Согласно спутниковым данным прямо перед наступающими должен был находиться хорошо обороняемый и замаскированный военный железнодорожный узел. Прорыв должен был быть поддержан авиацией, но неугомонные русские истребители отогнали штурмовики противника и теперь бронетанковым войскам приходилось действовать фактически самостоятельно. По мере приближения к пункту обороны плотность и интенсивность огня нарастала. Танки постоянно запускали вокруг себя пучки тепловых ракет в надежде сбить системы наведения обороняющихся , но несмотря на это многие уже получили повреждения и семнадцать машин из пятидесяти – полностью уничтожены. Но танки неслись вперед, пока в поле видимости не попали уже сооружения узла. Для некоторых это было последним зрелищем в жизни.

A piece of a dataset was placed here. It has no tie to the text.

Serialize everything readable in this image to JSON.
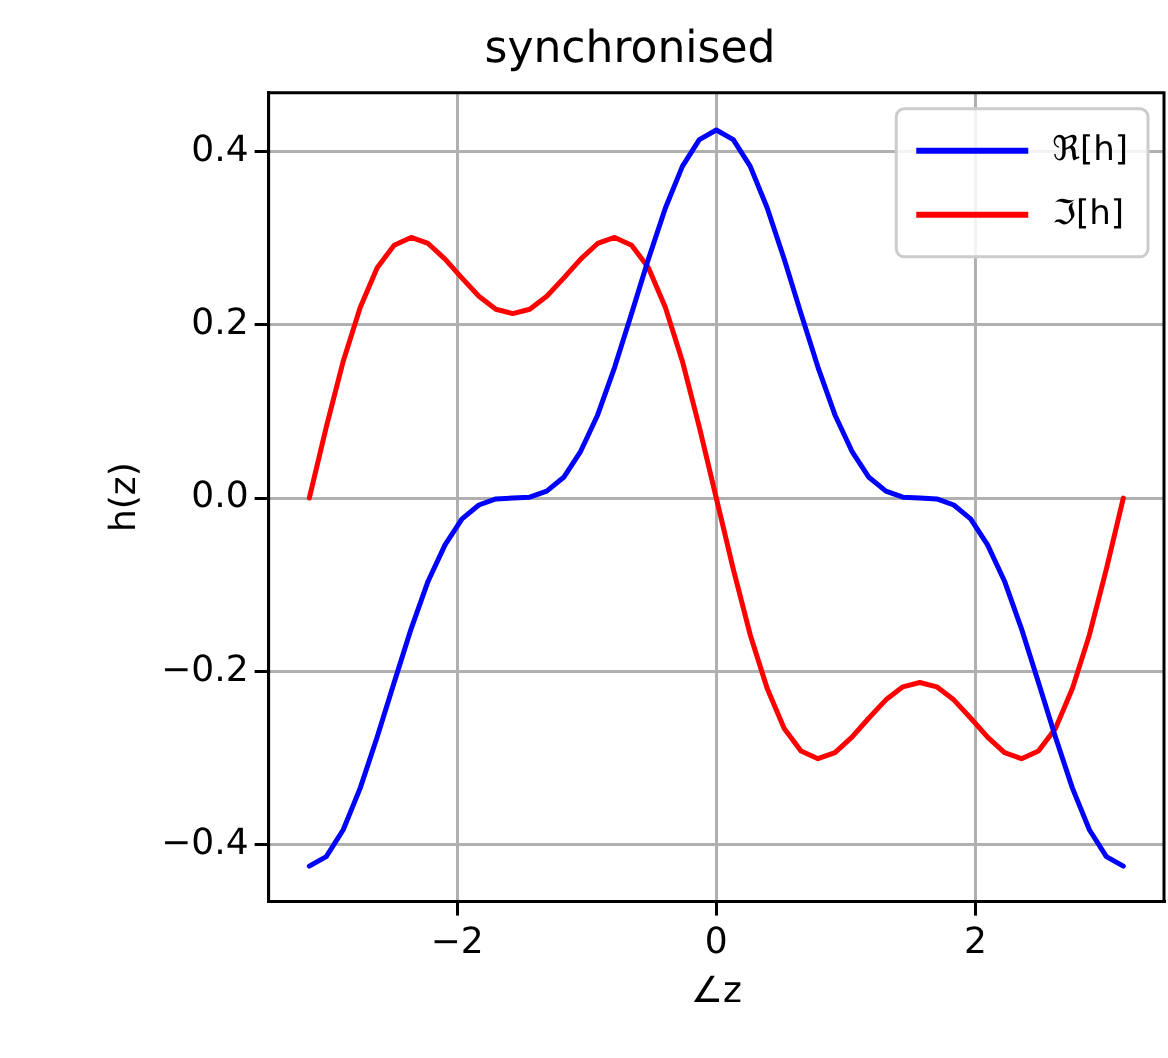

Группа людей в форме железнодорожных войск бежала к входу в укрытие, другие пытались спасти строительную, землеройную технику, уводя ее в специально приготовленные защитные котлованы и перекрытые щели. Многие из машин еще на пути к спасительным углублениям в земле превращались в факелы. От обилия взрывов и пламени, от гудения множества двигателей земля содрогалась и стонала, как при землетрясении. Небо было укрыто клубами черного дыма, подсвечиваемого снизу заревом, словно для дополнения картины преисподней. И пожары здесь соседствовали с мерзким влажным холодом, проникавшим через обмундирование тех людей, которые затаились в ложбинках мерзлой земли, в надежде переждать вражескую атаку…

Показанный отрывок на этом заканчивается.